Akradi founded the company in 1992 with its first location in Brooklyn Park. Over the years, he differentiated Life Time by offering more of a country club experience that includes tennis and racquetball courts, spa services, aquatic parks and free towels and locker service. And unlike much of the fitness industry at the time, he didn’t lock members into long-term contracts, offering instead the flexibility of month-to-month options.
“I had worked in clubs,” he said in a 2003 Star Tribune profile. “They were dingy, smelly places. They were like torture chambers. And they forced you into contracts. It wasn’t built from a customer perspective.”
Akradi envisioned clubs that played a bigger role in the lives of members, particularly suburban families. All offer on-site day care along with programs and camps for children.
“They serve as that kind of third place in your life kind of experience” outside of work and home, said Sean Naughton, an analyst with Piper Jaffray in Minneapolis.
Memberships don’t come cheap. While some more bare-bones gyms offer memberships for $20 a month, Life Time monthly dues range from $45 to $160 for individuals and $75 to $340 for families.
Naughton noted that Life Time isn’t really in direct competition with some lower-priced operators such as 24 Hour Fitness, Chanhassen-based Snap Fitness or Hastings-based Anytime Fitness. Boutique fitness concepts that also charge higher fees, such as CrossFit and CorePower Yoga, have posed more of a challenge, he said.
With the improving economy and job market, Life Time Fitness is well poised for growth. About half its locations are centered in just four states: Minnesota, Texas, Illinois and Michigan. That leaves lots of places to go, Naughton said.
Akradi, a native of Iran, got involved with the health club industry while he was an electrical engineering student at the University of Colorado. He started out in sales with Nautilus Fitness Center and later became part owner of Minnesota-based U.S. Swim and Fitness. It was the second-largest health club chain in the Twin Cities when Akradi and his partners sold it to Bally Total Fitness in 1986.
He left the company a couple of years later to develop Life Time. In 2004, he took the company public at a valuation of roughly $600 million.
The company was on a roll for a while, each year opening six to 10 supersized centers that average about 114,000 square feet.
But the Great Recession forced the company to slam on the brakes as it began to lose members quickly.
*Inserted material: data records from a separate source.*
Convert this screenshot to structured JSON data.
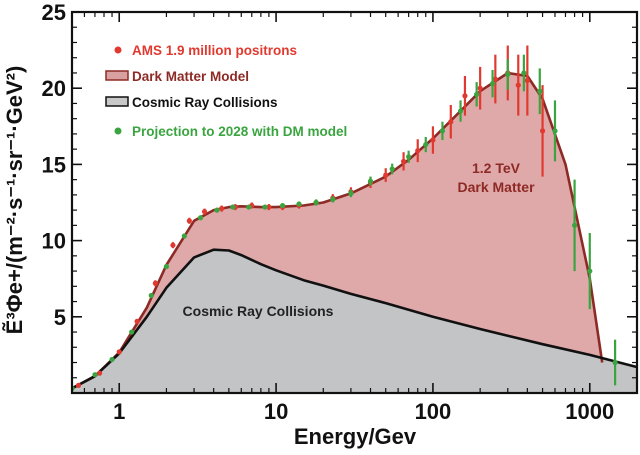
{
  "chart_data": {
    "type": "line",
    "xscale": "log",
    "xlim": [
      0.5,
      2000
    ],
    "ylim": [
      0,
      25
    ],
    "xlabel": "Energy/Gev",
    "ylabel": "Ẽ³Φe+/(m⁻²·s⁻¹·sr⁻¹·GeV²)",
    "x_ticks": [
      "1",
      "10",
      "100",
      "1000"
    ],
    "y_ticks": [
      "5",
      "10",
      "15",
      "20",
      "25"
    ],
    "legend": [
      {
        "label": "AMS 1.9 million positrons",
        "color": "#e03a30",
        "marker": "dot"
      },
      {
        "label": "Dark Matter Model",
        "color": "#8e2a25",
        "marker": "band"
      },
      {
        "label": "Cosmic Ray Collisions",
        "color": "#111111",
        "marker": "line"
      },
      {
        "label": "Projection to 2028 with DM model",
        "color": "#3aa540",
        "marker": "dot"
      }
    ],
    "annotations": {
      "dark_matter_line1": "1.2 TeV",
      "dark_matter_line2": "Dark Matter",
      "cosmic": "Cosmic Ray Collisions"
    },
    "series": [
      {
        "name": "Cosmic Ray Collisions",
        "x": [
          0.5,
          0.7,
          1,
          1.5,
          2,
          3,
          4,
          5,
          6,
          8,
          10,
          15,
          20,
          30,
          50,
          100,
          200,
          500,
          1000,
          2000
        ],
        "y": [
          0.3,
          1.1,
          2.6,
          5.0,
          6.9,
          8.9,
          9.4,
          9.35,
          9.05,
          8.45,
          8.05,
          7.4,
          7.05,
          6.5,
          5.9,
          5.0,
          4.2,
          3.2,
          2.5,
          1.7
        ]
      },
      {
        "name": "Dark Matter Model",
        "x": [
          0.5,
          0.7,
          1,
          1.5,
          2,
          3,
          4,
          5,
          6,
          8,
          10,
          15,
          20,
          30,
          50,
          70,
          100,
          150,
          200,
          300,
          400,
          500,
          700,
          1000,
          1200
        ],
        "y": [
          0.3,
          1.1,
          2.65,
          5.6,
          8.4,
          11.3,
          12.0,
          12.2,
          12.25,
          12.2,
          12.2,
          12.3,
          12.5,
          13.1,
          14.2,
          15.3,
          16.7,
          18.5,
          19.8,
          21.0,
          20.8,
          19.3,
          15.0,
          7.5,
          2.0
        ]
      },
      {
        "name": "AMS 1.9 million positrons",
        "x": [
          0.55,
          0.75,
          1.0,
          1.3,
          1.7,
          2.2,
          2.8,
          3.5,
          4.5,
          5.5,
          7,
          9,
          11,
          14,
          18,
          23,
          30,
          40,
          50,
          65,
          80,
          100,
          130,
          160,
          200,
          250,
          300,
          350,
          400,
          500
        ],
        "y": [
          0.5,
          1.3,
          2.7,
          4.7,
          7.2,
          9.7,
          11.3,
          11.9,
          12.1,
          12.2,
          12.3,
          12.2,
          12.2,
          12.3,
          12.5,
          12.8,
          13.2,
          13.8,
          14.3,
          15.2,
          15.9,
          16.6,
          17.8,
          19.5,
          20.0,
          20.6,
          21.0,
          20.2,
          20.5,
          17.2
        ],
        "yerr": [
          0.1,
          0.1,
          0.1,
          0.15,
          0.2,
          0.2,
          0.2,
          0.2,
          0.2,
          0.2,
          0.2,
          0.2,
          0.2,
          0.2,
          0.2,
          0.25,
          0.3,
          0.35,
          0.45,
          0.6,
          0.75,
          0.9,
          1.1,
          1.3,
          1.4,
          1.6,
          1.8,
          2.0,
          2.3,
          3.0
        ]
      },
      {
        "name": "Projection to 2028 with DM model",
        "x": [
          0.5,
          0.7,
          0.9,
          1.2,
          1.6,
          2.0,
          2.6,
          3.3,
          4.2,
          5.3,
          6.7,
          8.5,
          11,
          14,
          18,
          23,
          30,
          40,
          55,
          70,
          90,
          115,
          150,
          190,
          240,
          300,
          380,
          480,
          600,
          800,
          1000,
          1450
        ],
        "y": [
          0.3,
          1.2,
          2.2,
          4.0,
          6.4,
          8.3,
          10.3,
          11.5,
          12.0,
          12.2,
          12.2,
          12.2,
          12.3,
          12.4,
          12.5,
          12.7,
          13.1,
          13.9,
          14.7,
          15.5,
          16.3,
          17.2,
          18.5,
          19.6,
          20.3,
          20.9,
          21.0,
          19.8,
          17.2,
          11.0,
          8.0,
          2.0
        ],
        "yerr": [
          0.1,
          0.1,
          0.1,
          0.1,
          0.15,
          0.15,
          0.15,
          0.15,
          0.15,
          0.15,
          0.15,
          0.15,
          0.15,
          0.15,
          0.2,
          0.2,
          0.25,
          0.3,
          0.35,
          0.4,
          0.5,
          0.6,
          0.7,
          0.8,
          0.9,
          1.0,
          1.2,
          1.5,
          2.0,
          3.0,
          2.5,
          1.5
        ]
      }
    ]
  }
}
In 2009, it pared back its plans to open more than a dozen locations that year to just three.
“It’s like biking into a head wind rather than having the wind at your back,” Akradi said at the time.
Many other fitness chains suffered then, too. Bally filed for bankruptcy protection twice between 2007 and 2008.
But Life Time managed to weather the storm by engaging more with members and lowering the price of some of its services such as basketball leagues and summer camps.
It continued to open just three new centers a year until last year when it ramped up to six, including its first locations in California and Iowa. This year, it will open six centers in Sacramento, Toronto, Boston, Long Island and the Philadelphia area. It opened one earlier this month in Raleigh, N.C.
Since the recession, the company has also been diversifying its business by expanding into running more athletic events such as triathlons as well as working with corporations to conduct health and fitness assessments outside of its gyms.
Staff writer Patrick Kennedy contributed to this report.